Thought about a few different territories before I posted this. If it does not fit please let me know, just looking for somewhere to put this.
I just need to write where someone might read it. My wife has been struggling with pain for many months now. Today we were shocked to find out she has cancer. There are a lot of tests pending, including the biopsy, so some grain of hope there that it is not cancer. She is asleep now and the kids are at their grandparents. Sitting here by myself, writing this, I am just feeling crushed. We are so young, so many things planned for this year and the future... I know this is not a death sentence, but is going to be incredibly hard on everyone involved even without having any idea of what lays ahead. Seems at the minimum, surgery in the next 10 days. Then probably lots of treatments, which will make her sicker. The fear in her face when the doctor came to tell us the news - it was so outside of what we thought would happen, what we thought was going on.
For all of us, I need to put in more rigor around my days. Managing the kids is by far the hardest part of it all, letting them be kids and be free, while still getting us in and out of the house on time. Giving them the space to explore, to be children, to be with their mother. They know she has been in pain and have been great about it, but I think it is going to get so much harder from here.
So many different things going through my mind - the kids, her comfort, my sanity, money, my job ... the list keeps going.

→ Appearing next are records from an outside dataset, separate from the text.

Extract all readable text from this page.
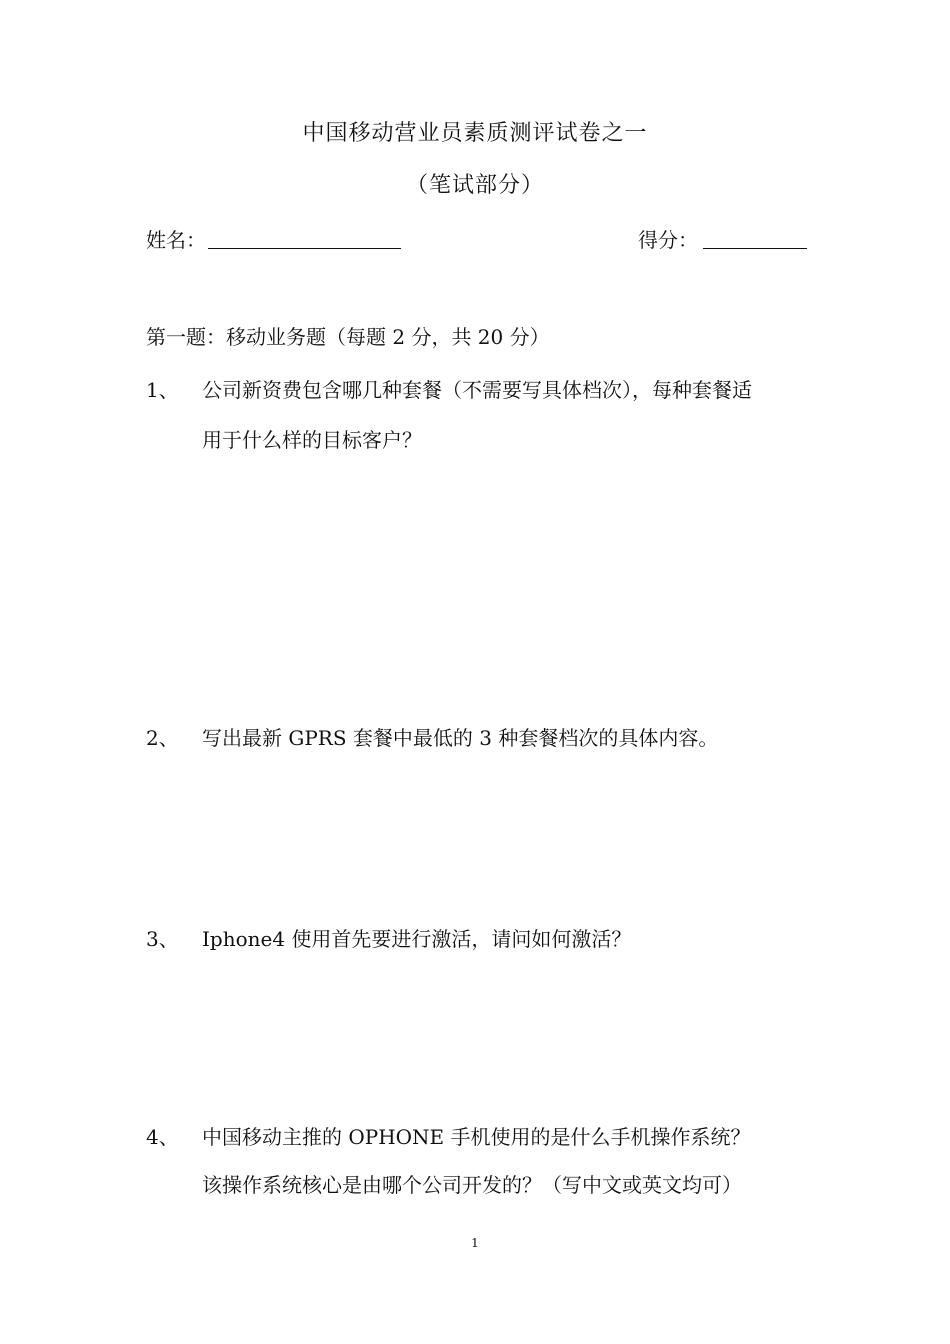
中国移动营业员素质测评试卷之一
（笔试部分）
姓名：	得分：
第一题：移动业务题（每题 2 分，共 20 分）
1、 公司新资费包含哪几种套餐（不需要写具体档次），每种套餐适
用于什么样的目标客户？
2、 写出最新 GPRS 套餐中最低的 3 种套餐档次的具体内容。
3、 Iphone4 使用首先要进行激活，请问如何激活？
4、 中国移动主推的 OPHONE 手机使用的是什么手机操作系统？
该操作系统核心是由哪个公司开发的？（写中文或英文均可）
1
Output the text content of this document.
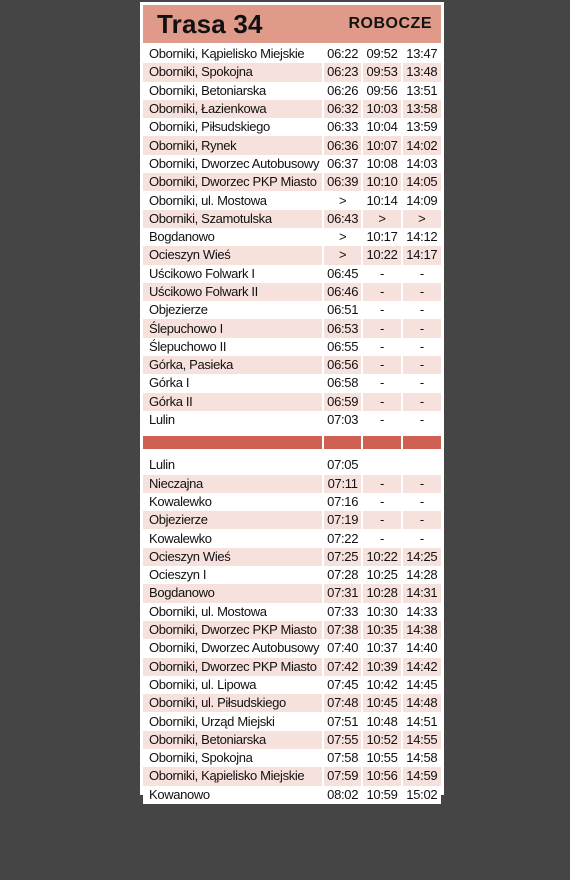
Trasa 34	ROBOCZE
Oborniki, Kąpielisko Miejskie	06:22	09:52	13:47
Oborniki, Spokojna	06:23	09:53	13:48
Oborniki, Betoniarska	06:26	09:56	13:51
Oborniki, Łazienkowa	06:32	10:03	13:58
Oborniki, Piłsudskiego	06:33	10:04	13:59
Oborniki, Rynek	06:36	10:07	14:02
Oborniki, Dworzec Autobusowy	06:37	10:08	14:03
Oborniki, Dworzec PKP Miasto	06:39	10:10	14:05
Oborniki, ul. Mostowa	>	10:14	14:09
Oborniki, Szamotulska	06:43	>	>
Bogdanowo	>	10:17	14:12
Ocieszyn Wieś	>	10:22	14:17
Uścikowo Folwark I	06:45	-	-
Uścikowo Folwark II	06:46	-	-
Objezierze	06:51	-	-
Ślepuchowo I	06:53	-	-
Ślepuchowo II	06:55	-	-
Górka, Pasieka	06:56	-	-
Górka I	06:58	-	-
Górka II	06:59	-	-
Lulin	07:03	-	-

Lulin	07:05		
Nieczajna	07:11	-	-
Kowalewko	07:16	-	-
Objezierze	07:19	-	-
Kowalewko	07:22	-	-
Ocieszyn Wieś	07:25	10:22	14:25
Ocieszyn I	07:28	10:25	14:28
Bogdanowo	07:31	10:28	14:31
Oborniki, ul. Mostowa	07:33	10:30	14:33
Oborniki, Dworzec PKP Miasto	07:38	10:35	14:38
Oborniki, Dworzec Autobusowy	07:40	10:37	14:40
Oborniki, Dworzec PKP Miasto	07:42	10:39	14:42
Oborniki, ul. Lipowa	07:45	10:42	14:45
Oborniki, ul. Piłsudskiego	07:48	10:45	14:48
Oborniki, Urząd Miejski	07:51	10:48	14:51
Oborniki, Betoniarska	07:55	10:52	14:55
Oborniki, Spokojna	07:58	10:55	14:58
Oborniki, Kąpielisko Miejskie	07:59	10:56	14:59
Kowanowo	08:02	10:59	15:02
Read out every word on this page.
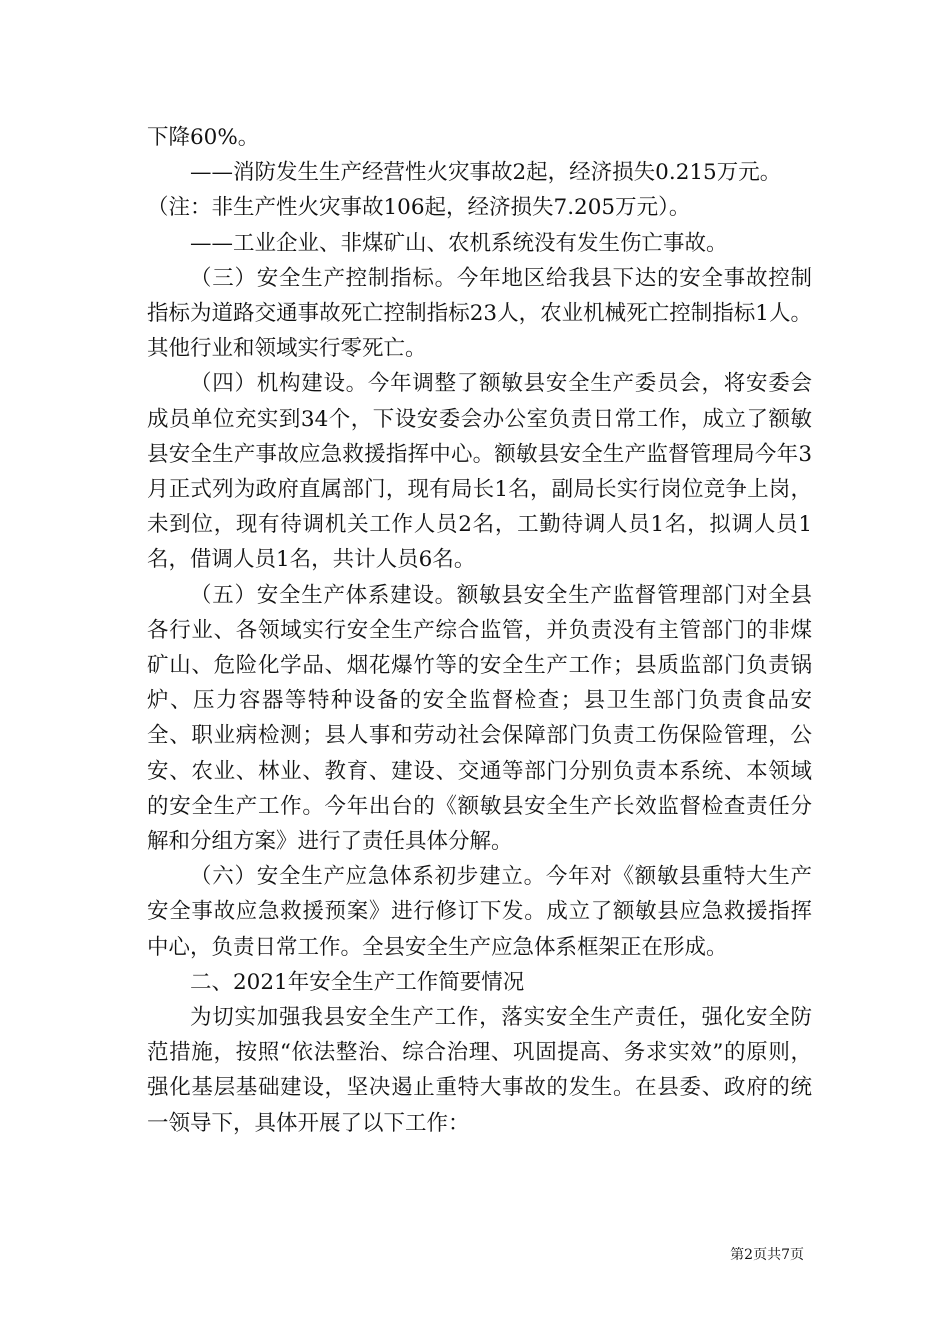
下降60%。

——消防发生生产经营性火灾事故2起，经济损失0.215万元。

（注：非生产性火灾事故106起，经济损失7.205万元）。

——工业企业、非煤矿山、农机系统没有发生伤亡事故。

（三）安全生产控制指标。今年地区给我县下达的安全事故控制指标为道路交通事故死亡控制指标23人，农业机械死亡控制指标1人。其他行业和领域实行零死亡。

（四）机构建设。今年调整了额敏县安全生产委员会，将安委会成员单位充实到34个，下设安委会办公室负责日常工作，成立了额敏县安全生产事故应急救援指挥中心。额敏县安全生产监督管理局今年3月正式列为政府直属部门，现有局长1名，副局长实行岗位竞争上岗，未到位，现有待调机关工作人员2名，工勤待调人员1名，拟调人员1名，借调人员1名，共计人员6名。

（五）安全生产体系建设。额敏县安全生产监督管理部门对全县各行业、各领域实行安全生产综合监管，并负责没有主管部门的非煤矿山、危险化学品、烟花爆竹等的安全生产工作；县质监部门负责锅炉、压力容器等特种设备的安全监督检查；县卫生部门负责食品安全、职业病检测；县人事和劳动社会保障部门负责工伤保险管理，公安、农业、林业、教育、建设、交通等部门分别负责本系统、本领域的安全生产工作。今年出台的《额敏县安全生产长效监督检查责任分解和分组方案》进行了责任具体分解。

（六）安全生产应急体系初步建立。今年对《额敏县重特大生产安全事故应急救援预案》进行修订下发。成立了额敏县应急救援指挥中心，负责日常工作。全县安全生产应急体系框架正在形成。

二、2021年安全生产工作简要情况

为切实加强我县安全生产工作，落实安全生产责任，强化安全防范措施，按照“依法整治、综合治理、巩固提高、务求实效”的原则，强化基层基础建设，坚决遏止重特大事故的发生。在县委、政府的统一领导下，具体开展了以下工作：

第2页共7页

We were supposed to go to Europe this Spring.
I am not a particularly emotional person, in the sense that I don't cry in public but rather keep it until these moments when I am by myself. When the doctor was talking and my wife was crying, I was focused on comforting her and my brain was being very rational - they said it's contained, we don't know much, we'll do the process, one step at a time, and then we'll be through this - but even dipping my toe into the internet reveals a very scary future, if the kids will grow to know their mother as a sickly person, or will she fully recover and exercise and live to 100 years old? We've been so healthy, so thoughtful, and yet here we are.
Today she said "Am I going to die?", "I have babies...", "I was looking forward to growing old with you." - my heart breaks with every line.
Thank you for giving me a space to post.